On a recent car trip back to Las Vegas, I actually saw Nothing.
The faded billboard sign pictured with this post, along with an abandoned falling-apart convenience store nearby, is all that’s physically left of Nothing, Arizona.
Nothing is about 180 miles southeast of the New To Las Vegas world headquarters at an elevation of 3,269 feet. It sits near the center of Arizona rattlesnake country along an extremely remote desert portion of U.S. 93. That’s the ancient, often treacherous direct road between the Phoenix and Las Vegas areas. U.S. 93 actually went over the narrow top of the Hoover Dam until a nearby bypass bridge partly prompted by post-9/11 concerns of a truck bomb was finally opened in 2010.
The population of Nothing, founded less than 50 years ago, topped out at something like 9. From what I know and could see, it’s down (appropriately enough for its name) to zero and has been there for maybe a decade. In my experience this is a pretty short time frame for creation of a ghost town (or perhaps ghost settlement, as Nothing never even rose to anything near the level of a town), especially in the present-day West. But then again, unlike the 19th and early 20th century mineral rushes that at least lasted until the mines played out, there wasn’t anything resembling a boom that triggered Nothing.
Literally, Nothing is the Seinfeld of places. And like the TV “show about nothing” with its seemingly inconsequential plots, the vicinage imparts a clear message even if at first not obvious.
Nothing was founded in 1977 on about five acres bought by Richard (Buddy) Kenworthy, a liquor store owner from Coolidge, south of Phoenix. He apparently thought it the perfect place to service travelers plying the 300 miles between Phoenix and the Las Vegas casinos. According to a long-ago Arizona Republic account, the name was suggested by a friend “since there ain’t nothing there.” Up on the northbound side of the road went a liquor establishment (called the “Taint Much Ado Bar,” some kind of nod to a William Shakespeare play), convenience store, gas station, garage and taco stand. Locally collected rocks and minerals were sold on the side.
Nothing certainly lacked geographic competition. But in my observation, remote single pit stops on roads to Las Vegas have an inherent behavioral economics problem, especially with better-mileage vehicles. Eager gamblers are in a huge hurry to get to the slot machines of Sin City to make a killing, and won’t stop unless absolutely necessary. And once their clocks have been cleaned, mad gamblers are in a huge hurry to return home from the slot machines of Sin City and won’t stop unless absolutely necessary. Also, it goes without saying that gas usually costs a lot more in the boonies. So sustainability of such establishments is difficult.
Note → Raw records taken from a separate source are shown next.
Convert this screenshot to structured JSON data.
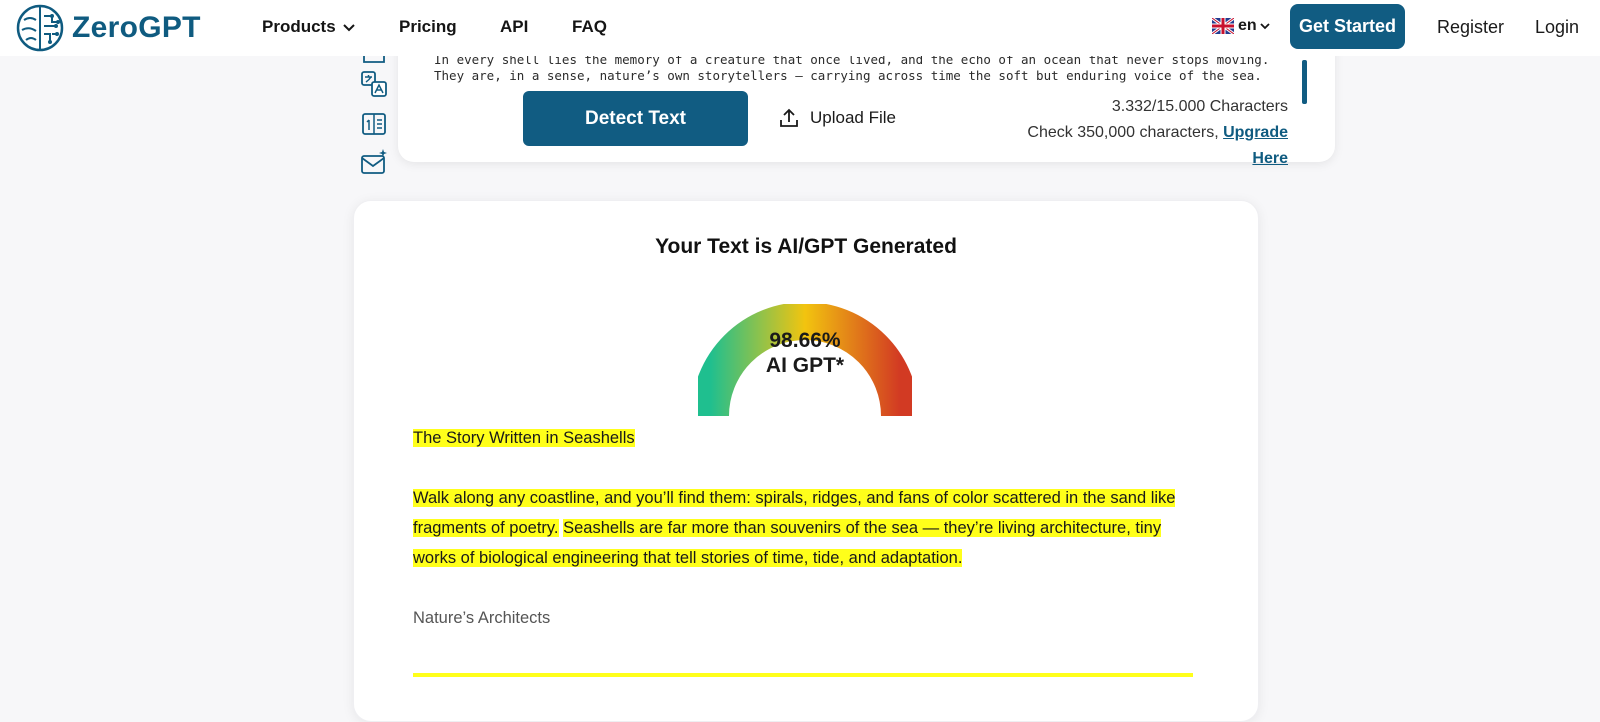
{
  "header": {
    "logo_text": "ZeroGPT",
    "nav": {
      "products": "Products",
      "pricing": "Pricing",
      "api": "API",
      "faq": "FAQ"
    },
    "language": "en",
    "get_started": "Get Started",
    "register": "Register",
    "login": "Login"
  },
  "side_tools": [
    "file-icon",
    "translate-icon",
    "word-counter-icon",
    "email-sparkle-icon"
  ],
  "input_card": {
    "text_line_1": "In every shell lies the memory of a creature that once lived, and the echo of an ocean that never stops moving.",
    "text_line_2": "They are, in a sense, nature’s own storytellers — carrying across time the soft but enduring voice of the sea.",
    "detect_button": "Detect Text",
    "upload_button": "Upload File",
    "char_count": "3.332/15.000 Characters",
    "upgrade_prefix": "Check 350,000 characters,",
    "upgrade_link": "Upgrade Here"
  },
  "result": {
    "title": "Your Text is AI/GPT Generated",
    "percentage": "98.66%",
    "percentage_value": 98.66,
    "label": "AI GPT*",
    "heading": "The Story Written in Seashells",
    "p1_s1": "Walk along any coastline, and you’ll find them: spirals, ridges, and fans of color scattered in the sand like fragments of poetry.",
    "p1_s2": "Seashells are far more than souvenirs of the sea — they’re living architecture, tiny works of biological engineering that tell stories of time, tide, and adaptation.",
    "subheading": "Nature’s Architects"
  },
  "colors": {
    "brand": "#115c82",
    "highlight": "#ffff1a",
    "gauge_start": "#1fbf8f",
    "gauge_mid": "#f2c40f",
    "gauge_end": "#d23a23"
  }
}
There was also the image problem of U.S. 93, which passes through four states for 1,359 miles all the way to Canada. A few years ago a consumer group, citing federal traffic fatality data, called the Arizona stretch the “Most Dangerous Highway in the Country.” More than a third-of-a-century ago, the Midwest working-class blues band The Unidynes recorded the song “Killer Road.” The lyrics began, “I quit my job, lost my house, my wife left and my dog just died … Goodbye … I’m on that killer road, pray for me. I’m driving south, U.S. 93.” The term “Killer Road” was intoned a total of five more times in the song. Last year, The Unidynes were inducted into the Iowa Rock ‘n Roll Hall of Fame.
Nothing, which never was incorporated, also had a problem making all maps and travel guides so travelers might know there was a there there. With Google Maps, it’s now even possible for a home-based business to get listed. No such luck in the 1980s. That apparently was one reason for the erection of the battered billboard in the nearby picture proclaiming “Nothing”.
There was also a smaller sign. It read in part, “The staunch citizens of Nothing are full of Hope, Faith, and Believe in the work ethic. Thru-the-years-these dedicated people had faith in Nothing, hoped for Nothing, worked at Nothing, for Nothing.”
In 1988, a fire destroyed Kenworthy’s emporium. He partly rebuilt but clearly some of the mickey went out of the enterprise as it lingered. In 2005 he sold the troubled property to ex-pig farmer Mike Jensen, who promised a “new Nothing,” In an odd way this oxymoron proved to be true. Jensen eventually opened a pizza stand with a portable oven on the site but was gone by 2011.
Since then? Mainly crickets (or perhaps rattles from rattlers). A part of the extremely indie, extremely little-noticed 2011 movie “Jesus of Malibu” was shot in Nothing. In 2016 the Century 21 real estate firm ran a promotion offering to give dads who routinely say they “want nothing” for Father’s Day a one-day deed to a part of Nothing, complete with a “Certificate of Nothing.”
Otherwise, the extreme forces of Mother Nature have taken their Mohave Desert toll. Aside from the tottering billboard, the only thing that seems to be functional now is a parking area suitable for taking photos from.
A travel writer once quoted one of the few locals as saying, “When you’ve seen Nothing, you’ve seen everything.” And that, my friends, is the Seinfeld-style message of inconsequential Nothing.